Jones taped her conversations with the women, and those long hours in the jail eventually became her performance piece, “Big Butt Girls–Hard Headed Women.” Jones has performed the one-woman show, in which she “becomes” the incarcerated women, throughout the United States and Western Europe since its debut in 1989.
Jones named the women’s group the Medea Project for the sorceress of Greek myth “who had given up her power in the name of love and in the end was betrayed and abandoned. And in the end, she destroyed her children. I asked them: How are we different from Medea?
“The younger women asked, `Can we write rap?’ and I said, `Sure, as long as it’s about what we’re talking about.’ `Can we write love letters to our children?’ they asked. Slowly, we built a script, and I hung it on Medea and Jason myth.”
Sheriff’s deputies escort the inmates to San Francisco theaters for two-week stints each year.
“Part of the popularity of the Medea Project’s performances has been because people want to take a look at women who have crossed the line. And I want these women out front, talking about their lives,” Jones says.
Jones realizes that her own life could have turned out like those of the women in the Medea Project. She credits her survival to her parents and to her discovery of theater when she was just a teenager.
“My parents were poor,” she recalls, “but they were truly royalty. And in a big family you learn early to speak up for yourself. In my family, everyone was an actor of a clown. You were expected to tell a good story, fight a good fight, dance a good dance.”
Jones was 16, unmarried and pregnant and living with her parents in upstate New York. She thought her only option was to give her baby up for adoption. “I was going to run away from home,” she remembers. “I was set to meet a major from the Salvation Army.” Her mother walked into the bathroom while Jones was taking a bath and “just knew” she was pregnant, Jones remembers. “She’d had 19 pregnancies. I was so relieved when they said, `You’re not giving our grandchild away!’ My father said, `By and by, you’ll understand why you were blessed with this child.’
“My daughter — she 35 now and it’s like she’s my mother now. Her name is Saundra Lee. Saundra Lee Robinson. She’s a widow now; she’s strong; she’s amazingly strong.”
Jones raised her daughter as a single mother, working as a janitor and as a nude dancer.
Jones is passionate about the need for women to be powerful and self-reliant.
“There’s nobody coming to save us, nobody,” she says. “Even women who buy into the successful husband. Are you sure that sooner or later he’s not going to come back around with someone else?
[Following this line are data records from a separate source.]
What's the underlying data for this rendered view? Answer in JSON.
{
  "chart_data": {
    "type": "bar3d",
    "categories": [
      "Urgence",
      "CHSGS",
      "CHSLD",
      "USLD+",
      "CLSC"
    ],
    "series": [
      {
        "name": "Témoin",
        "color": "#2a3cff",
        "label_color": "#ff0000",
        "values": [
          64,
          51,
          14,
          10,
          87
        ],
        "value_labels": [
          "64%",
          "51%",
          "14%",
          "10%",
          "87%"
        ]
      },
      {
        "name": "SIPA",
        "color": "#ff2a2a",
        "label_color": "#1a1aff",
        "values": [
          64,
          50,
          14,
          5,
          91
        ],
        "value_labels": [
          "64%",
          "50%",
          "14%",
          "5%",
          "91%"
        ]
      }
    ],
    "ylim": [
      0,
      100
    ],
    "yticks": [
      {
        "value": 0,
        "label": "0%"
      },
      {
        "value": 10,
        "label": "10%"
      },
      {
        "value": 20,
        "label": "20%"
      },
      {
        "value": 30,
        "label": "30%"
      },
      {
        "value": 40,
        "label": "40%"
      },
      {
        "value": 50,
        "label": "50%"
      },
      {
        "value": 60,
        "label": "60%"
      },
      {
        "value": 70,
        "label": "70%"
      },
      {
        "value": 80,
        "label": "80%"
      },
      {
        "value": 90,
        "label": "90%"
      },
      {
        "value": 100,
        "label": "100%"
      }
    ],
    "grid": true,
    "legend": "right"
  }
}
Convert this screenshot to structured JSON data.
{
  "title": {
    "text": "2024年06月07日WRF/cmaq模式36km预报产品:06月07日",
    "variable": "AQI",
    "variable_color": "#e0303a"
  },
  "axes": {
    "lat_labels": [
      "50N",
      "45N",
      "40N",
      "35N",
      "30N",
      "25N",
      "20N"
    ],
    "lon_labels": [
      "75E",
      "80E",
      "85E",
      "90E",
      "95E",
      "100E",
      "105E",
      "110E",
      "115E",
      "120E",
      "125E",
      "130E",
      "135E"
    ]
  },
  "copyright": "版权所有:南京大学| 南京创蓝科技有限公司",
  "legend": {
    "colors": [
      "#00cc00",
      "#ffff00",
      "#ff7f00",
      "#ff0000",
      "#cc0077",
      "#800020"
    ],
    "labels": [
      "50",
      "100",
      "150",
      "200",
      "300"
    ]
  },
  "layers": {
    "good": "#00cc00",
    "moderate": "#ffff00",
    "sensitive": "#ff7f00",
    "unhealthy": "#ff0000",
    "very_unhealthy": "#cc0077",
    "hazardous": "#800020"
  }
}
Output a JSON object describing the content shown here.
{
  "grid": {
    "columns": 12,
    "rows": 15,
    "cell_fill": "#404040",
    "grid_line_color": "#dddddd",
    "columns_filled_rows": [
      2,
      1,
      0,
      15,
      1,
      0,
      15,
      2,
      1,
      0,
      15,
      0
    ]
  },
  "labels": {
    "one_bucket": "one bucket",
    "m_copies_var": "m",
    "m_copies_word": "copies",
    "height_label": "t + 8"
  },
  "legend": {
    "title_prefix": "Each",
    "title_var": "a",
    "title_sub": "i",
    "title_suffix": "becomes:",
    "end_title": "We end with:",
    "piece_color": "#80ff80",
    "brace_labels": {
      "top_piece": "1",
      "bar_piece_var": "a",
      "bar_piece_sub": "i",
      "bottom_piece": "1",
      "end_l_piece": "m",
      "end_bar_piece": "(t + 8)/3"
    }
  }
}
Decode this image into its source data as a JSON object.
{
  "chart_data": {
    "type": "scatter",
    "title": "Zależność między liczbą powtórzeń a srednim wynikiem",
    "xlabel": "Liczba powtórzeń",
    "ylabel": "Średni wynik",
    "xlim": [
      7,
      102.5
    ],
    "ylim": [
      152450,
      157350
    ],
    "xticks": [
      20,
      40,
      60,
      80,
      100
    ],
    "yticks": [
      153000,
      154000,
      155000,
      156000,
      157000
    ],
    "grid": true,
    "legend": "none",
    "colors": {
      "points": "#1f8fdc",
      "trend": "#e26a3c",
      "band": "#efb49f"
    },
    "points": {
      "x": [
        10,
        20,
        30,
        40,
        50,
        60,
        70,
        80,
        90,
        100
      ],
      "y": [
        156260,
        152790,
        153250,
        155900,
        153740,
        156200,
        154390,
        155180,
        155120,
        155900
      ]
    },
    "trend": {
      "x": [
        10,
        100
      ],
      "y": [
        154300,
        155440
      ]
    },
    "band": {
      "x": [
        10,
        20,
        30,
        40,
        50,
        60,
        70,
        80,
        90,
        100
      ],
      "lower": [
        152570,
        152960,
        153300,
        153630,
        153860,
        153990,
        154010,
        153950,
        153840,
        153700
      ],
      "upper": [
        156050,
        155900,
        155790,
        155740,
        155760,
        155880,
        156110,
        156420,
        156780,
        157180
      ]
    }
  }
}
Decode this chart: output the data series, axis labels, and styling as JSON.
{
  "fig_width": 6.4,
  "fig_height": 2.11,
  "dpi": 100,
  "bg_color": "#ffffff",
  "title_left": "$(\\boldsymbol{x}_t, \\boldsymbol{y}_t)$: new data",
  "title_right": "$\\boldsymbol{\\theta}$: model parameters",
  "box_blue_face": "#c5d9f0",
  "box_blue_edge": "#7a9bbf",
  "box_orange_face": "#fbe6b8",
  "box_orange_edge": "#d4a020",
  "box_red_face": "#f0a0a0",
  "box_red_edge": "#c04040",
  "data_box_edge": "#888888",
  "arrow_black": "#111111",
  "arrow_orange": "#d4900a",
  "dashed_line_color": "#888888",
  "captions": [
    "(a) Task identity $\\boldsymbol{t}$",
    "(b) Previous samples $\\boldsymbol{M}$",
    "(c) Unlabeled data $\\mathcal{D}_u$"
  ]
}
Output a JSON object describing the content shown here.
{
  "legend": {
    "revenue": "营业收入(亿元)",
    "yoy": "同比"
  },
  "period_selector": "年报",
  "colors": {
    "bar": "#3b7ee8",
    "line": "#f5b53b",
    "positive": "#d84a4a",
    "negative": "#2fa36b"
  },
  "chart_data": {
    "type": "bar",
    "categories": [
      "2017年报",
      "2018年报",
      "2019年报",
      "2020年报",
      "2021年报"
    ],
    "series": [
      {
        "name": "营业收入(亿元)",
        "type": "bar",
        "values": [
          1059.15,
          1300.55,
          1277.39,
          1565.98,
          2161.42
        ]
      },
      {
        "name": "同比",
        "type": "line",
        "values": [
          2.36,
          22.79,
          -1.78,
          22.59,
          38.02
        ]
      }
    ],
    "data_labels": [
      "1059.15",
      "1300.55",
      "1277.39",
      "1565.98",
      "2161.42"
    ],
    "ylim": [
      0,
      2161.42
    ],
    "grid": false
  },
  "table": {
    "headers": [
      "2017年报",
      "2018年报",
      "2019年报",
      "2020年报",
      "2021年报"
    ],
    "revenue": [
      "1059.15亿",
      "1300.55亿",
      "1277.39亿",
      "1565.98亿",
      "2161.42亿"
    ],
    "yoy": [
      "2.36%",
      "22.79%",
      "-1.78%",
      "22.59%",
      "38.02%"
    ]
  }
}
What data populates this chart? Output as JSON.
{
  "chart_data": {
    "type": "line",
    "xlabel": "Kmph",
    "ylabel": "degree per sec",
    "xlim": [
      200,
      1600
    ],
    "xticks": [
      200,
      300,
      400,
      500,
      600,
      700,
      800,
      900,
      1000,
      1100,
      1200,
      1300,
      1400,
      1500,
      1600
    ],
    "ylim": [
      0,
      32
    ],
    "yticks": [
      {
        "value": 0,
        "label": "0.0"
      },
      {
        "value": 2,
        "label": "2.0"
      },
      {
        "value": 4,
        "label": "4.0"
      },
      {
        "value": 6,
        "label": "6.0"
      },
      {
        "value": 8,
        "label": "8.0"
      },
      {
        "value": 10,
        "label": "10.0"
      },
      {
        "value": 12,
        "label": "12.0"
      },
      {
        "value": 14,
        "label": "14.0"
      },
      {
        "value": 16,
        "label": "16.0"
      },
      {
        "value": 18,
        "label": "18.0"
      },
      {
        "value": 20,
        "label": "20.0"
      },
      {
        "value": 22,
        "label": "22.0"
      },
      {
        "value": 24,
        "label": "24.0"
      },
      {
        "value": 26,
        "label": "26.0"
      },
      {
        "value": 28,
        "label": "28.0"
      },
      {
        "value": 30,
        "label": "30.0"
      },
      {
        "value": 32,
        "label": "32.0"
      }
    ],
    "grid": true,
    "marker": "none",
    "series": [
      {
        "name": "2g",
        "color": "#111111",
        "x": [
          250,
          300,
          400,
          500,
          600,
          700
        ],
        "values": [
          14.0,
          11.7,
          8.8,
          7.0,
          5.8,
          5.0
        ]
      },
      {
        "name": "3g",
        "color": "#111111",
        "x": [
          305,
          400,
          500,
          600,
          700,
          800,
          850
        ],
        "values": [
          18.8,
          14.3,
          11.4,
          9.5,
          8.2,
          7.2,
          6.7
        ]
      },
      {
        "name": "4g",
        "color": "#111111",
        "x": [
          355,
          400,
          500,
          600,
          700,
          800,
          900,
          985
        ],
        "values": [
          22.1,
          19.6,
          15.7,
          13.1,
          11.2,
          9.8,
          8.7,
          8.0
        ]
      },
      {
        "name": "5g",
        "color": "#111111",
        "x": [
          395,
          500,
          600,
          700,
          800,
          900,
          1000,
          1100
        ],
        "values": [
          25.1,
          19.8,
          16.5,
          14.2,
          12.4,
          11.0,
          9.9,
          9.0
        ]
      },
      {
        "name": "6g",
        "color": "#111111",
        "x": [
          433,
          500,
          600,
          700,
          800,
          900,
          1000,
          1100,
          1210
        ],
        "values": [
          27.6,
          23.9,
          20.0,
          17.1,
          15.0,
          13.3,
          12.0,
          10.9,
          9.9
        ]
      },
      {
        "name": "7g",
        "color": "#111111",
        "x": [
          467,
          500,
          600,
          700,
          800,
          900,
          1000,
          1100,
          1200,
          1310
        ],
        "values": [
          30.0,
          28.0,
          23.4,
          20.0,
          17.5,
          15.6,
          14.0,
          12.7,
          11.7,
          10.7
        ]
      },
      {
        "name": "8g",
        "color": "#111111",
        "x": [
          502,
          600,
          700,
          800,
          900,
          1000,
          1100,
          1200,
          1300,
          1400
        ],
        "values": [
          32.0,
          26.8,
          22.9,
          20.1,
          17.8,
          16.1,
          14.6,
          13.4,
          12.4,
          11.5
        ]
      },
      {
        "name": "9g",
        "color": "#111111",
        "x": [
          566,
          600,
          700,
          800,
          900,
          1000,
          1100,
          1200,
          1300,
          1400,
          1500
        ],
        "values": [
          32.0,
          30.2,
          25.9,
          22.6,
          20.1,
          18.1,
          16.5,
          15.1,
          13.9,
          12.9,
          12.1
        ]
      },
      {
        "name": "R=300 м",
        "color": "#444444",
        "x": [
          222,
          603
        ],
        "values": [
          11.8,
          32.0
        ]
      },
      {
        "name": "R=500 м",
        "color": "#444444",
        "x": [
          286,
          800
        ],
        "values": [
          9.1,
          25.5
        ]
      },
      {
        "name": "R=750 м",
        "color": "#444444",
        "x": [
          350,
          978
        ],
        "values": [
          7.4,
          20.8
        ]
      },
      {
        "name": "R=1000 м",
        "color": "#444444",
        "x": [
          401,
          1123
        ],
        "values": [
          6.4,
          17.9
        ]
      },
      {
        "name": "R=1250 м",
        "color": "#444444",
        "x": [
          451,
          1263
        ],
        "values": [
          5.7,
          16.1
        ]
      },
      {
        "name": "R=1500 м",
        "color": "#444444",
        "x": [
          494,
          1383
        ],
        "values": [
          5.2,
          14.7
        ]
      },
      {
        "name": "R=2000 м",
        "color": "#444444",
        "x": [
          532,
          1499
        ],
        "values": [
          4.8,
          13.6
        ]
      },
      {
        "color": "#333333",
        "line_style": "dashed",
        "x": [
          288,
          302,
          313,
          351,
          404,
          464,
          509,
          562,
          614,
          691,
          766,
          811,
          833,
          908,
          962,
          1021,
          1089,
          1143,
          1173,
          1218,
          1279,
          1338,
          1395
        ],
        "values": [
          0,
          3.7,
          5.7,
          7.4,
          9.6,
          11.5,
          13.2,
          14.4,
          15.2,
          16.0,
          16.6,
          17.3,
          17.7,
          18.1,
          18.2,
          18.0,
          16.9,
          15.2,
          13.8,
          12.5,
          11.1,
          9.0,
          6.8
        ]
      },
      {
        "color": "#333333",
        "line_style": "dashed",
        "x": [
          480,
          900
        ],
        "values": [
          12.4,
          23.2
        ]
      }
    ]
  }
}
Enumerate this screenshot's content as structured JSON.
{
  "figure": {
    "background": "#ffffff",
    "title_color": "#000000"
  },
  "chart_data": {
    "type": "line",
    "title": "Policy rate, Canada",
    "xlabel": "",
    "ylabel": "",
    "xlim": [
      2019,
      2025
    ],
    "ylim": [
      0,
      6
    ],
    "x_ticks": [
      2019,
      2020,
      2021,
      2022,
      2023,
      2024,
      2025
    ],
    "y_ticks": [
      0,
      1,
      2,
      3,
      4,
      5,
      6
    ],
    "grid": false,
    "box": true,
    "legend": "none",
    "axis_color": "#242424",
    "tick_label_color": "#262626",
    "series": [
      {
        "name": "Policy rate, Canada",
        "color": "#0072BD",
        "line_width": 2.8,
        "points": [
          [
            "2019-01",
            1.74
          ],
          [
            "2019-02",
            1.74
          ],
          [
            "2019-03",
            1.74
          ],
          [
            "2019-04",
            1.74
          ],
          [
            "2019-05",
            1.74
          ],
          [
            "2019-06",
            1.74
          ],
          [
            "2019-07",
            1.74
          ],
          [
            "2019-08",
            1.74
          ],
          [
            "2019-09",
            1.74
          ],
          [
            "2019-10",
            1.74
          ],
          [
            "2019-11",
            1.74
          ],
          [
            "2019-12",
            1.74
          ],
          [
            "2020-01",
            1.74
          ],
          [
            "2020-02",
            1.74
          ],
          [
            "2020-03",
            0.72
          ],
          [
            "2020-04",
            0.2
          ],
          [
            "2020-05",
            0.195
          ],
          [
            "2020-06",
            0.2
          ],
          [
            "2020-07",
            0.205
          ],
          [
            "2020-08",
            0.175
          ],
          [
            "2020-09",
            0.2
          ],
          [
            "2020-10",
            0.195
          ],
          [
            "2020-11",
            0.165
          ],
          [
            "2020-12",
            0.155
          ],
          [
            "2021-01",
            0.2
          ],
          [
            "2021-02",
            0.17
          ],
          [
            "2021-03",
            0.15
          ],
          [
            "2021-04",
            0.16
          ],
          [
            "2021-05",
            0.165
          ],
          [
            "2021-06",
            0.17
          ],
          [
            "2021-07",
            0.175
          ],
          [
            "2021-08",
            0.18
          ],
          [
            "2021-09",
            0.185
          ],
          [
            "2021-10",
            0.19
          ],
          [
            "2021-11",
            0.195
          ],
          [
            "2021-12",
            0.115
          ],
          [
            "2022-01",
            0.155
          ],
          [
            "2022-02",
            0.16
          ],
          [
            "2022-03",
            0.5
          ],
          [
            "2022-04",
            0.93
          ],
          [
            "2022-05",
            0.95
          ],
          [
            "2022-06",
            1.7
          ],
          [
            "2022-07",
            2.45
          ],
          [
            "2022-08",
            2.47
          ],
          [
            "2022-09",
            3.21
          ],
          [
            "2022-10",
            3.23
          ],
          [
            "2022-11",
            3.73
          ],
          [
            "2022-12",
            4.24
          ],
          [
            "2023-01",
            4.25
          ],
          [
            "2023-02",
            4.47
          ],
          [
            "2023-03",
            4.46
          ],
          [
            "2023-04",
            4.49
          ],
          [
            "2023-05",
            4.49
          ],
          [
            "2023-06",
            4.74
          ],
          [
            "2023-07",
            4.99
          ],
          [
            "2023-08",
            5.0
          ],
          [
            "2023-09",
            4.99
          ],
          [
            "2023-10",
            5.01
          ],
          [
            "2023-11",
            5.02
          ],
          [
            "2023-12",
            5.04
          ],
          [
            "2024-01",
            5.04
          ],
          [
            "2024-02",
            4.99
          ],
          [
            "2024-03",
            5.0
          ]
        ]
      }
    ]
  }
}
You’ve got to get out there and fend for yourself, even if it’s only emotionally. Are you ready if he dies? Are you ready if he chooses a younger woman? Are you ready if he wakes up one day and is a gay man? If you wake up one day and you are a gay woman? You’ve got to take care of yourself!”
Jones, who acts, dances, sings writes, directs and produces, refers to herself as a “performing artist.” She has appeared all over the world and most recently did a one-woman show about singer Alberta Hunter called “My Castle’s Rockin’.”
She’s collaborated a number of times with her brother, noted dancer/choreographer Bill T. Jones. “He and I are real confidants. It’s so wonderful to have such a smart brother, who’s also such a wonderful artist,” says Jones, who laughingly adds, “I think he’d say the same about me.”
Mostly, Jones sees her work as inextricably linked with her social activism.
“I feel like great art is great social work,” she says. “If you are privileged to get up on stage, if you are challenged to get up in front of people and say, `Look at me. I’m an artist. I’m a performer’ — well, you better have something to say! And it better be able to resonate for people. Art can save lives. It saved mine.”